What is a Phenopacket?

The Phenopacket Schema represents an open standard for sharing disease and phenotype information to improve our ability to understand, diagnose, and treat both rare and common diseases. A Phenopacket links detailed phenotype descriptions with disease, patient, and genetic information, enabling clinicians, biologists, and disease and drug researchers to build more complete models of disease (see Disease for the distinction between disease and phenotypic feature). The standard is designed to encourage wide adoption and synergy between the people, organizations and systems that comprise the joint effort to address human disease and biological understanding.

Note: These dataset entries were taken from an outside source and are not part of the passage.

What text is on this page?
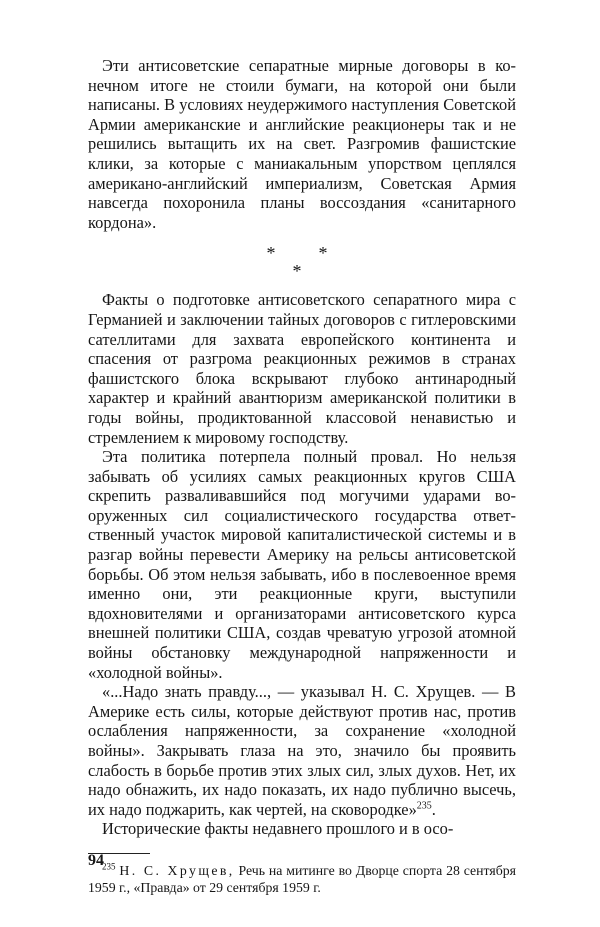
Эти антисоветские сепаратные мирные договоры в конечном итоге не стоили бумаги, на которой они были написаны. В условиях неудержимого наступления Советской Армии американские и английские реакционеры так и не решились вытащить их на свет. Разгромив фашистские клики, за которые с маниакальным упорством цеплялся американо-английский империализм, Советская Армия навсегда похоронила планы воссоздания «санитарного кордона».

* *
*

Факты о подготовке антисоветского сепаратного мира с Германией и заключении тайных договоров с гитлеровскими сателлитами для захвата европейского континента и спасения от разгрома реакционных режимов в странах фашистского блока вскрывают глубоко антинародный характер и крайний авантюризм американской политики в годы войны, продиктованной классовой ненавистью и стремлением к мировому господству.

Эта политика потерпела полный провал. Но нельзя забывать об усилиях самых реакционных кругов США скрепить разваливавшийся под могучими ударами вооруженных сил социалистического государства ответственный участок мировой капиталистической системы и в разгар войны перевести Америку на рельсы антисоветской борьбы. Об этом нельзя забывать, ибо в послевоенное время именно они, эти реакционные круги, выступили вдохновителями и организаторами антисоветского курса внешней политики США, создав чреватую угрозой атомной войны обстановку международной напряженности и «холодной войны».

«...Надо знать правду..., — указывал Н. С. Хрущев. — В Америке есть силы, которые действуют против нас, против ослабления напряженности, за сохранение «холодной войны». Закрывать глаза на это, значило бы проявить слабость в борьбе против этих злых сил, злых духов. Нет, их надо обнажить, их надо показать, их надо публично высечь, их надо поджарить, как чертей, на сковородке»$^{235}$.

Исторические факты недавнего прошлого и в осо-

$^{235}$ Н. С. Хрущев, Речь на митинге во Дворце спорта 28 сентября 1959 г., «Правда» от 29 сентября 1959 г.

94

While great strides have been made in exchange formats for sequence and variation data (e.g. Variant Call Format) and the GA4GH Variation Representation Specification), complementary standards for phenotypes and environment are urgently needed. For individuals with rare and undiagnosed diseases, broad adoption and appropriate utilization of these standards could improve the speed and accuracy of diagnosis by promoting quicker, more comprehensive, and accurate exchange of information relevant for research and medical care. The development of a clinical phenotype data exchange standard is both necessary and timely. It is necessary because study sizes of well over 100,000 patients are thought to be required to effectively assess the role of rare variation in common disease or to discover the genomic basis for a substantial portion of Mendelian diseases. It is timely because studies of this power are now becoming financially and technologically tractable.

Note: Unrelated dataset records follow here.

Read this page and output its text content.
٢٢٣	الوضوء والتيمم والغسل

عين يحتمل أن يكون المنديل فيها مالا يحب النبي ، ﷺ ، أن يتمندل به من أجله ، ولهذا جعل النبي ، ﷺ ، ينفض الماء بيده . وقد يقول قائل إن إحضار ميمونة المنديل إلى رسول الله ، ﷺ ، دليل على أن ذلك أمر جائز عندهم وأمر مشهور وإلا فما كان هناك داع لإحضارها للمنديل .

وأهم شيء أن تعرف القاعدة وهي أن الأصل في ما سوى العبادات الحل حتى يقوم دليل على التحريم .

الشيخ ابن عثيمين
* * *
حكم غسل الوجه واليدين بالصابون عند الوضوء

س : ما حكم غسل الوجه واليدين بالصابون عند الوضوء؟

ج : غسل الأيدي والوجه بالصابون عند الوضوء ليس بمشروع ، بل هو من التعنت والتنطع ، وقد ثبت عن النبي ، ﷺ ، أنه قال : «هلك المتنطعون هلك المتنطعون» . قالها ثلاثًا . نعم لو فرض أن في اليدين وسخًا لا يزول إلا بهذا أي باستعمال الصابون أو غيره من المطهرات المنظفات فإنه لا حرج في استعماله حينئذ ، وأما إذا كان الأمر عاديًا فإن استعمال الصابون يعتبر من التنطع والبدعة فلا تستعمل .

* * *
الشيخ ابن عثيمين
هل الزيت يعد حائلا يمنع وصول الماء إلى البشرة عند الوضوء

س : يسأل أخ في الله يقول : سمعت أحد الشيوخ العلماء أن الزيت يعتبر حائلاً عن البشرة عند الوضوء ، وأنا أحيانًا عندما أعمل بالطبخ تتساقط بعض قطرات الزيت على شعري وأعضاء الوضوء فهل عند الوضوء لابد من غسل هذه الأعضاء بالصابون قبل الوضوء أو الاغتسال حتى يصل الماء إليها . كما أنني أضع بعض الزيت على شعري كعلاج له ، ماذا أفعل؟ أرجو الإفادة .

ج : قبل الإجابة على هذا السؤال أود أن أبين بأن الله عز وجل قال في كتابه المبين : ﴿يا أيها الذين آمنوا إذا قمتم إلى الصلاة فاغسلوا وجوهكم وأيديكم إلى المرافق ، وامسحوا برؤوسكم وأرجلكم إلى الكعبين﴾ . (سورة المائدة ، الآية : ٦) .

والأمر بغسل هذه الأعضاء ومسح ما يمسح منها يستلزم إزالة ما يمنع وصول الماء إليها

Phenotypic abnormalities of individuals are currently described in diverse places in diverse formats: publications, databases, health records, and even in social media. We propose that these descriptions a) contain a minimum set of fields and b) get transmitted alongside genomic sequence data, such as in VCF, between clinics, authors, journals, and data repositories. The structure of the data in the exchange standard will be optimized for integration from these distributed contexts. The implementation of such a system will allow the sharing of phenotype data prospectively, as well as retrospectively. Increasing the volume of computable data across a diversity of systems will support large-scale computational disease analysis using the combined genotype and phenotype data.

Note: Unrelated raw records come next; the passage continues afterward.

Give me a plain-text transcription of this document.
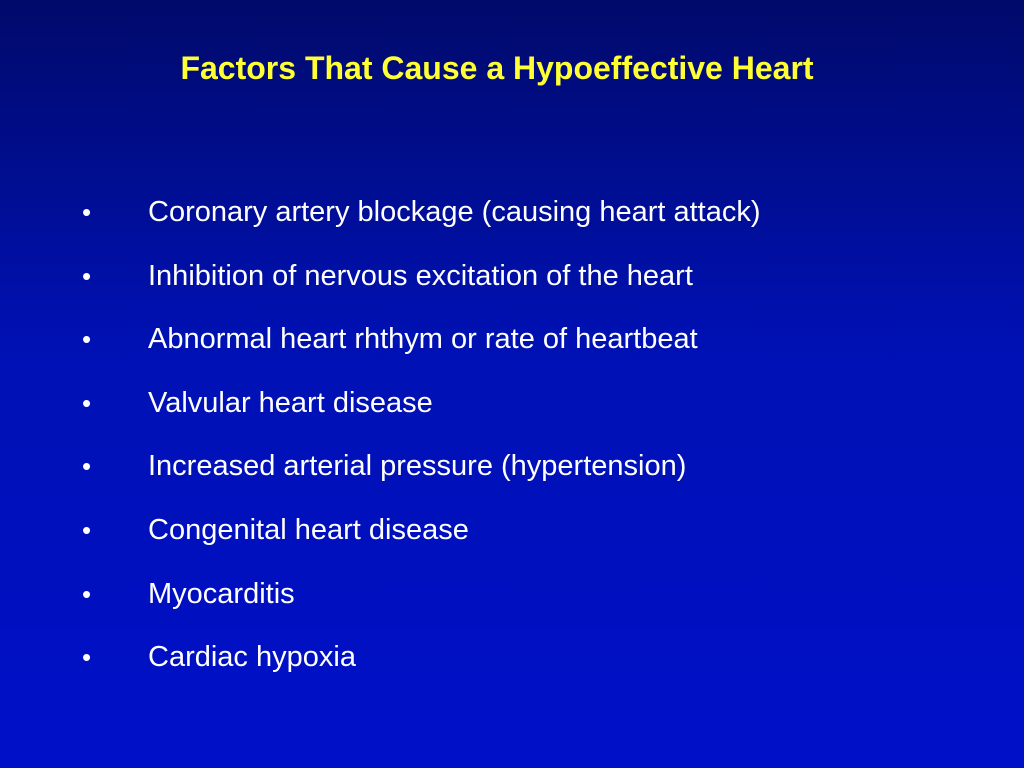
Factors That Cause a Hypoeffective Heart
•	Coronary artery blockage (causing heart attack)
•	Inhibition of nervous excitation of the heart
•	Abnormal heart rhthym or rate of heartbeat
•	Valvular heart disease
•	Increased arterial pressure (hypertension)
•	Congenital heart disease
•	Myocarditis
•	Cardiac hypoxia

The terms ‘disease’ and ‘phenotype’ are often conflated. The Phenopackets schema uses phenotypic feature to refer to a phenotypic feature, such as Arachnodactyly, that is the component of a disease, such as Marfan syndrome. The Phenopacket proposed here is designed to support deep phenotyping, a process wherein individual components of each phenotype are observed and documented. The phenotypes may be constitutional or those related to a sample (such as from a biopsy).